La sensazione è che negli ultimi anni la Spagna e Portogallo abbiano imparato da Francia e Germania come si fa a negoziare in Europa. Hanno portato al governo esponenti politici che hanno frequentato in passato le istituzioni europee, abituati a usare il linguaggio di norme e trattati per trovare un compromesso. Il ministro delle finanze portoghese, Mario Centeno, è presidente dell’Eurogruppo ed è stato decisivo per raggiungere l’accordo sul pacchetto Bei-Mes-Sure, mettendo nero su bianco la proposta di recovery bond.
Lo stesso si può dire della ministra dell’Economia spagnola, Nadia Calviño, la mente che ha perfezionato l’idea di Recovery Fund proposta per primo dal ministro delle Finanze francese Bruno Le Maire. Calviño, dal 2014 al 2018 direttrice generale del bilancio della Commissione europea ha trovato la base per proporre l’idea del debito perpetuo tra le pieghe del diritto comunitario, sfruttando le potenzialità delle norme Ue senza subirle.

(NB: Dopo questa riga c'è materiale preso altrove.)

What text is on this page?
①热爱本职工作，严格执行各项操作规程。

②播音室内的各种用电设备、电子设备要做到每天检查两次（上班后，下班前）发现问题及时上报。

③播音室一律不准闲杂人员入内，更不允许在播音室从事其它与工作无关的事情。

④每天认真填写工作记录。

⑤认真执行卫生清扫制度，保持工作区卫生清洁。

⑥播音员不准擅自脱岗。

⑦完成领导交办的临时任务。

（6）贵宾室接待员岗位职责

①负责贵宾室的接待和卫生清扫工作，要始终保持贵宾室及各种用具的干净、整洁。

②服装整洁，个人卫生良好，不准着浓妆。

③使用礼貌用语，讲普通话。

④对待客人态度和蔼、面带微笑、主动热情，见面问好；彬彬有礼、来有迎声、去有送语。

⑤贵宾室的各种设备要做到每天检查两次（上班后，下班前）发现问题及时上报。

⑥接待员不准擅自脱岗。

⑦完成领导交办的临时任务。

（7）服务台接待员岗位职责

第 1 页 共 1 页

Preoccupato di non apparire come il nuovo Mario Monti agli occhi dei sovranisti, Conte ha gestito male la trattativa usando una tecnica da piazzista alla Trump: chiedere 100 per ottenere 50. L’Italia avrebbe ottenuto zero se al tavolo delle trattative non ci fosse stato Gualtieri, non a caso con una importante esperienza a Bruxelles nel suo cv. Dal 2014 al 2019 è stato presidente della Commissione per i problemi economici e monetari del Parlamento europeo e anche lui conosce i tempi e i linguaggi dei negoziati in Europa.
Non ci illudiamo: Conte non ha fatto danni all’ultimo Consiglio europeo ma è ancora preoccupato di piacere a tutti in patria. «Devo dire la verità, che la nostra iniziativa con la lettera firmata dagli altri 8 paesi è stata molto importante perché uno strumento del genere era assolutamente impensabile fino adesso», ha detto alla fine del Consiglio europeo, dimenticandosi che il merito va a Spagna e Francia.
Il giorno prima al senato si era auto elogiato: Che dire, aveva detto «Abbiamo riservatamente anticipato una nostra proposta conforme all’articolo 122 del Trattato. Ma a noi interessa il risultato non rivendicare la primazia». Neanche a noi, quindi cerchiamo solo di portare a casa il prima possibile il migliore accordo e preghiamo che i grant su cui si discuterà in queste settimane non diventino il nuovo slogan vuoto per poi ritrovarsi senza niente in mano.